Leading Iranian Dissident Demands Trial by Jury

A top Iranian dissident demanded trial by jury Wednesday, refusing to be tried by one Hardline judge on charges including "acting against state security."

Ebrahim Yazdi, head of the Freedom Movement of Iran (FMI) which advocates the separation of religion and state, is due in court this month where he must answer several other charges including insulting Supreme Leader Ayatollah Ali Khamenei.

"It is impossible to expect justice to be administered at a court where the judge, prosecutor and interrogator are the same person," Yazdi told Reuters.

"According to the constitution, I should be tried in an ordinary open court in the presence of a jury," he added. "I will only attend such a court."
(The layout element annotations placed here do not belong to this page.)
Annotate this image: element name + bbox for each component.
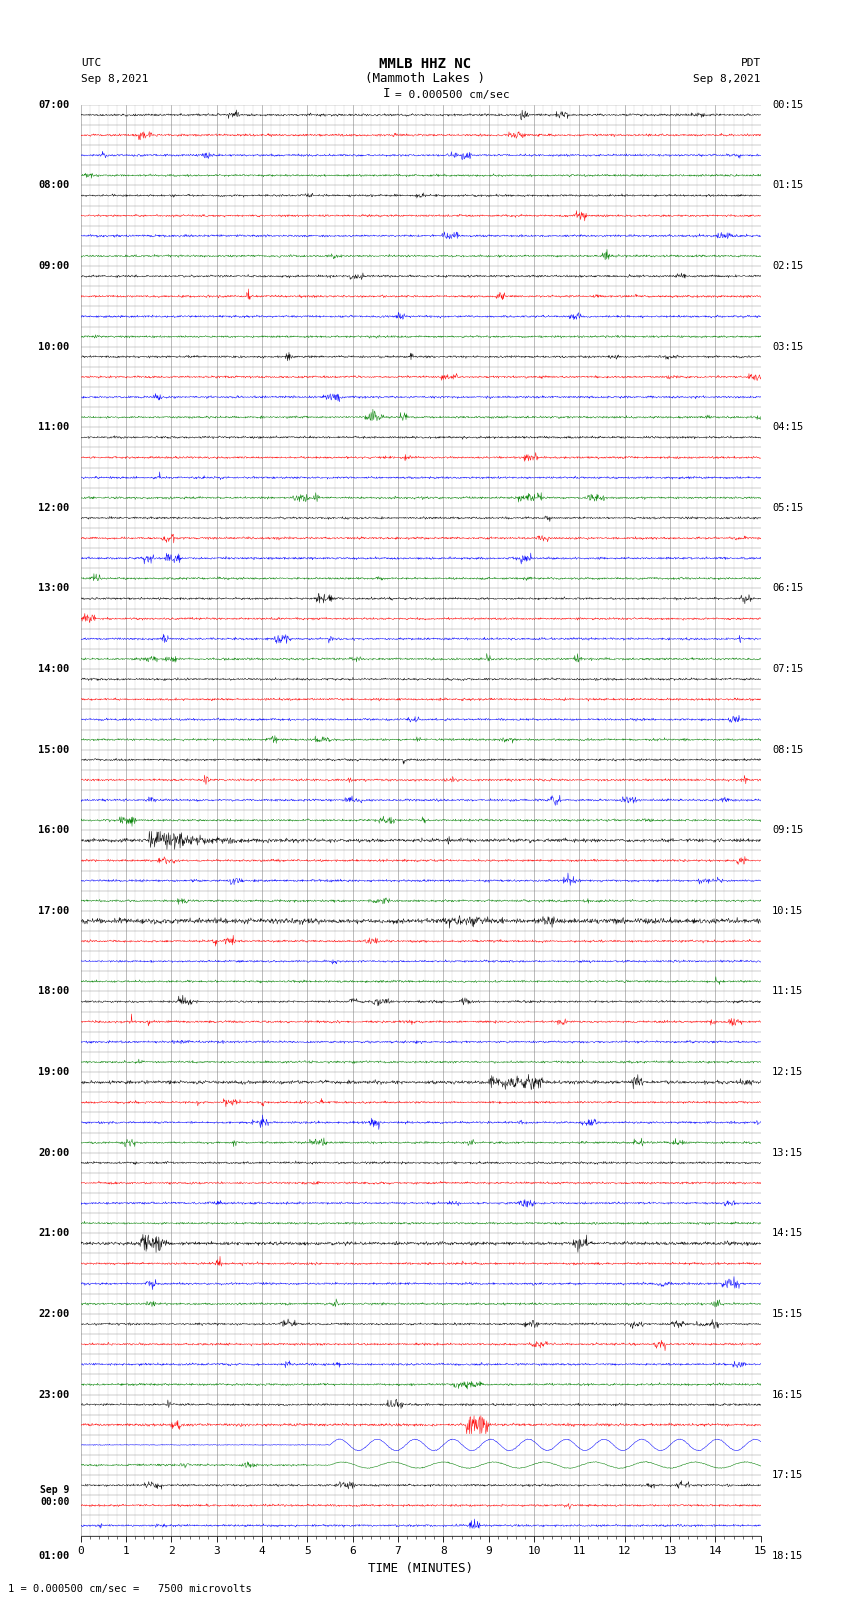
Text: 10:15: 10:15 (772, 907, 803, 916)
Text: 05:15: 05:15 (772, 503, 803, 513)
Text: 14:00: 14:00 (38, 665, 70, 674)
Text: 22:00: 22:00 (38, 1308, 70, 1319)
Text: Sep 8,2021: Sep 8,2021 (81, 74, 148, 84)
Text: 12:00: 12:00 (38, 503, 70, 513)
Text: = 0.000500 cm/sec: = 0.000500 cm/sec (395, 90, 510, 100)
Text: 00:15: 00:15 (772, 100, 803, 110)
Text: 08:15: 08:15 (772, 745, 803, 755)
Text: 18:00: 18:00 (38, 987, 70, 997)
Text: Sep 8,2021: Sep 8,2021 (694, 74, 761, 84)
Text: 02:15: 02:15 (772, 261, 803, 271)
Text: 09:00: 09:00 (38, 261, 70, 271)
Text: 11:00: 11:00 (38, 423, 70, 432)
Text: 1 = 0.000500 cm/sec =   7500 microvolts: 1 = 0.000500 cm/sec = 7500 microvolts (8, 1584, 252, 1594)
Text: 18:15: 18:15 (772, 1550, 803, 1561)
Text: Sep 9: Sep 9 (40, 1486, 70, 1495)
X-axis label: TIME (MINUTES): TIME (MINUTES) (368, 1561, 473, 1574)
Text: 04:15: 04:15 (772, 423, 803, 432)
Text: 19:00: 19:00 (38, 1068, 70, 1077)
Text: 08:00: 08:00 (38, 181, 70, 190)
Text: 09:15: 09:15 (772, 826, 803, 836)
Text: 06:15: 06:15 (772, 584, 803, 594)
Text: 16:00: 16:00 (38, 826, 70, 836)
Text: 13:00: 13:00 (38, 584, 70, 594)
Text: 21:00: 21:00 (38, 1229, 70, 1239)
Text: PDT: PDT (740, 58, 761, 68)
Text: 16:15: 16:15 (772, 1389, 803, 1400)
Text: 13:15: 13:15 (772, 1148, 803, 1158)
Text: 11:15: 11:15 (772, 987, 803, 997)
Text: 12:15: 12:15 (772, 1068, 803, 1077)
Text: 01:15: 01:15 (772, 181, 803, 190)
Text: 07:15: 07:15 (772, 665, 803, 674)
Text: 15:15: 15:15 (772, 1308, 803, 1319)
Text: 00:00: 00:00 (40, 1486, 70, 1507)
Text: 03:15: 03:15 (772, 342, 803, 352)
Text: 01:00: 01:00 (38, 1550, 70, 1561)
Text: 23:00: 23:00 (38, 1389, 70, 1400)
Text: 17:15: 17:15 (772, 1469, 803, 1481)
Text: MMLB HHZ NC: MMLB HHZ NC (379, 56, 471, 71)
Text: (Mammoth Lakes ): (Mammoth Lakes ) (365, 73, 485, 85)
Text: 10:00: 10:00 (38, 342, 70, 352)
Text: 20:00: 20:00 (38, 1148, 70, 1158)
Text: 07:00: 07:00 (38, 100, 70, 110)
Text: I: I (383, 87, 390, 100)
Text: 15:00: 15:00 (38, 745, 70, 755)
Text: 14:15: 14:15 (772, 1229, 803, 1239)
Text: UTC: UTC (81, 58, 101, 68)
Text: 17:00: 17:00 (38, 907, 70, 916)
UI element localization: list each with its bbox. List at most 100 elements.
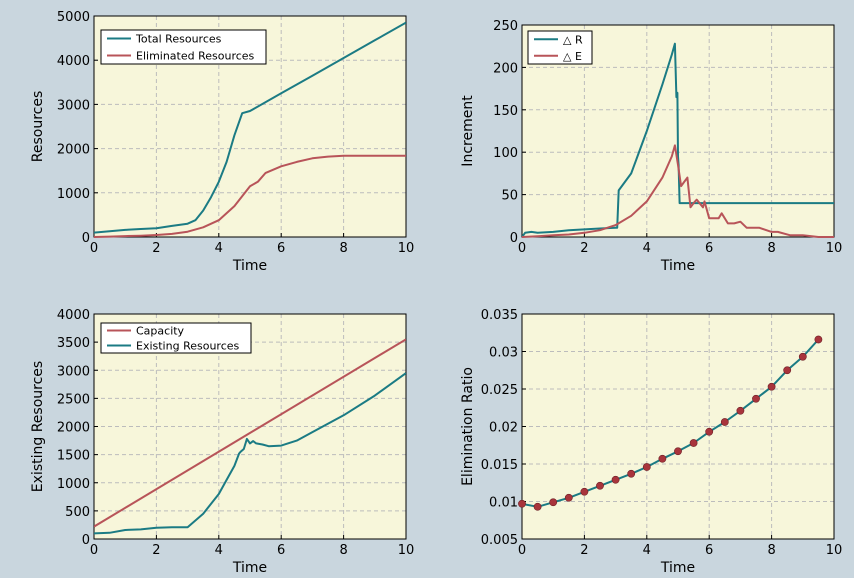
y-tick-label: 5000	[57, 10, 90, 25]
y-tick-label: 500	[65, 505, 90, 520]
x-tick-label: 0	[90, 241, 98, 256]
series-line-1	[94, 338, 406, 528]
x-tick-label: 8	[339, 543, 347, 558]
y-tick-label: 0.015	[481, 458, 518, 473]
data-point	[642, 463, 651, 471]
x-tick-label: 6	[705, 543, 713, 558]
y-tick-label: 0.01	[489, 496, 518, 511]
y-tick-label: 4000	[57, 308, 90, 323]
y-axis-label: Existing Resources	[30, 361, 46, 492]
x-tick-label: 2	[152, 241, 160, 256]
y-tick-label: 2000	[57, 421, 90, 436]
y-tick-label: 1500	[57, 449, 90, 464]
x-tick-label: 2	[580, 241, 588, 256]
y-axis-label: Resources	[30, 91, 46, 163]
data-point	[767, 382, 776, 391]
y-tick-label: 2000	[57, 143, 90, 158]
series-line-2	[94, 154, 406, 238]
y-tick-label: 0	[82, 533, 90, 548]
x-tick-label: 10	[398, 241, 415, 256]
y-axis-label: Elimination Ratio	[460, 367, 476, 486]
x-tick-label: 4	[643, 241, 651, 256]
y-tick-label: 100	[493, 146, 518, 161]
x-axis-label: Time	[232, 560, 267, 576]
x-axis-label: Time	[660, 258, 695, 274]
y-tick-label: 150	[493, 104, 518, 119]
y-tick-label: 250	[493, 19, 518, 34]
data-point	[564, 493, 573, 502]
x-tick-label: 10	[826, 543, 843, 558]
chart-panel-3: 0 2 4 6 8 10 0 500 1000 1500 2000 2500 3000 3500 4000 T…	[30, 308, 414, 576]
x-tick-label: 0	[90, 543, 98, 558]
y-tick-label: 0.02	[489, 421, 518, 436]
x-tick-label: 8	[767, 241, 775, 256]
legend-label-1: Capacity	[136, 325, 185, 338]
y-tick-label: 50	[501, 189, 518, 204]
x-tick-label: 4	[643, 543, 651, 558]
y-tick-label: 0	[82, 231, 90, 246]
y-tick-label: 3000	[57, 364, 90, 379]
x-axis-label: Time	[660, 560, 695, 576]
data-point	[580, 487, 589, 496]
x-tick-label: 10	[398, 543, 415, 558]
series-line-1	[94, 21, 406, 234]
x-tick-label: 8	[767, 543, 775, 558]
data-point	[658, 454, 667, 463]
legend: Total Resources Eliminated Resources	[100, 29, 267, 65]
data-point	[611, 475, 620, 484]
y-tick-label: 0.005	[481, 533, 518, 548]
legend-label-1: △ R	[563, 33, 583, 46]
x-tick-label: 0	[518, 241, 526, 256]
y-tick-label: 4000	[57, 54, 90, 69]
legend-box	[100, 322, 252, 354]
y-tick-label: 1000	[57, 187, 90, 202]
legend-box	[100, 29, 267, 65]
data-point	[689, 439, 698, 447]
plot-frame	[93, 15, 407, 238]
series-line-2	[94, 372, 406, 535]
data-point	[533, 502, 542, 511]
data-point	[752, 394, 760, 403]
plot-frame	[521, 24, 835, 238]
data-point	[549, 498, 558, 507]
x-tick-label: 8	[339, 241, 347, 256]
legend: Capacity Existing Resources	[100, 322, 252, 354]
legend-box	[527, 30, 593, 65]
y-tick-label: 0.03	[489, 346, 518, 361]
x-axis-label: Time	[232, 258, 267, 274]
y-tick-label: 0.035	[481, 308, 518, 323]
chart-panel-1: 0 2 4 6 8 10 0 1000 2000 3000 4000 5000 Time Resource…	[30, 10, 414, 274]
y-tick-label: 2500	[57, 392, 90, 407]
y-tick-label: 0.025	[481, 383, 518, 398]
data-point	[783, 366, 792, 375]
y-tick-label: 3500	[57, 336, 90, 351]
x-tick-label: 10	[826, 241, 843, 256]
legend: △ R △ E	[527, 30, 593, 65]
y-tick-label: 200	[493, 61, 518, 76]
x-tick-label: 0	[518, 543, 526, 558]
data-point	[596, 481, 604, 490]
data-point	[518, 499, 526, 508]
data-point	[674, 447, 682, 456]
series-line-2	[522, 144, 834, 238]
data-point	[814, 335, 823, 344]
x-tick-label: 6	[277, 241, 285, 256]
x-tick-label: 4	[215, 241, 223, 256]
legend-label-2: Eliminated Resources	[136, 50, 255, 63]
legend-label-1: Total Resources	[135, 33, 222, 46]
x-tick-label: 6	[705, 241, 713, 256]
legend-label-2: Existing Resources	[136, 340, 240, 353]
data-point	[736, 406, 745, 415]
data-point	[798, 352, 807, 361]
x-tick-label: 2	[152, 543, 160, 558]
data-point	[705, 427, 714, 436]
x-tick-label: 4	[215, 543, 223, 558]
chart-panel-4: 0 2 4 6 8 10 0.005 0.01 0.015 0.02 0.025 0.03 0.035 T…	[460, 308, 842, 576]
legend-label-2: △ E	[563, 50, 582, 63]
x-tick-label: 2	[580, 543, 588, 558]
y-tick-label: 3000	[57, 98, 90, 113]
y-tick-label: 1000	[57, 477, 90, 492]
data-point	[627, 469, 636, 478]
Yazdi, who said he had been interrogated 52 times since April 2002, denies all the charges.

He was a close aide to Ayatollah Ruhollah Khomeini, the spiritual father of the 1979 Islamic revolution, and was a Foreign Minister in the first post-revolutionary government.

The FMI, termed religious nationalists, formed the backbone of the interim government after the revolution. But its moderate politicians were swiftly replaced by radical revolutionaries and Islamic hard-liners.

The conservative judiciary, which outlawed the FMI four years ago, sentenced dozens of members of the movement to 10 years in jail in 2002.

"Thirty-five or 36 members have appealed against their sentences and are waiting for the results," Yazdi said.

Yazdi's lawyers, who include Nobel Peace Price laureate Shirin Ebadi, said they would not attend the one-judge Revolutionary Court.

"We respect our client's decision, so neither Shirin Ebadi nor I will attend the court," one of his lawyers Mohammad Ali Dadkhah said. "We think his decision is legal," he added.

The FMI was sidelined after it opposed the Islamic Republic's more radical acts, such as the seizure of the U.S. embassy in 1979.

It gained more leeway to appeal to students and radical reformers after the election of liberal President Mohammad Khatami in 1997. But hard-liners have accused three of its members of provoking last summer's student protests.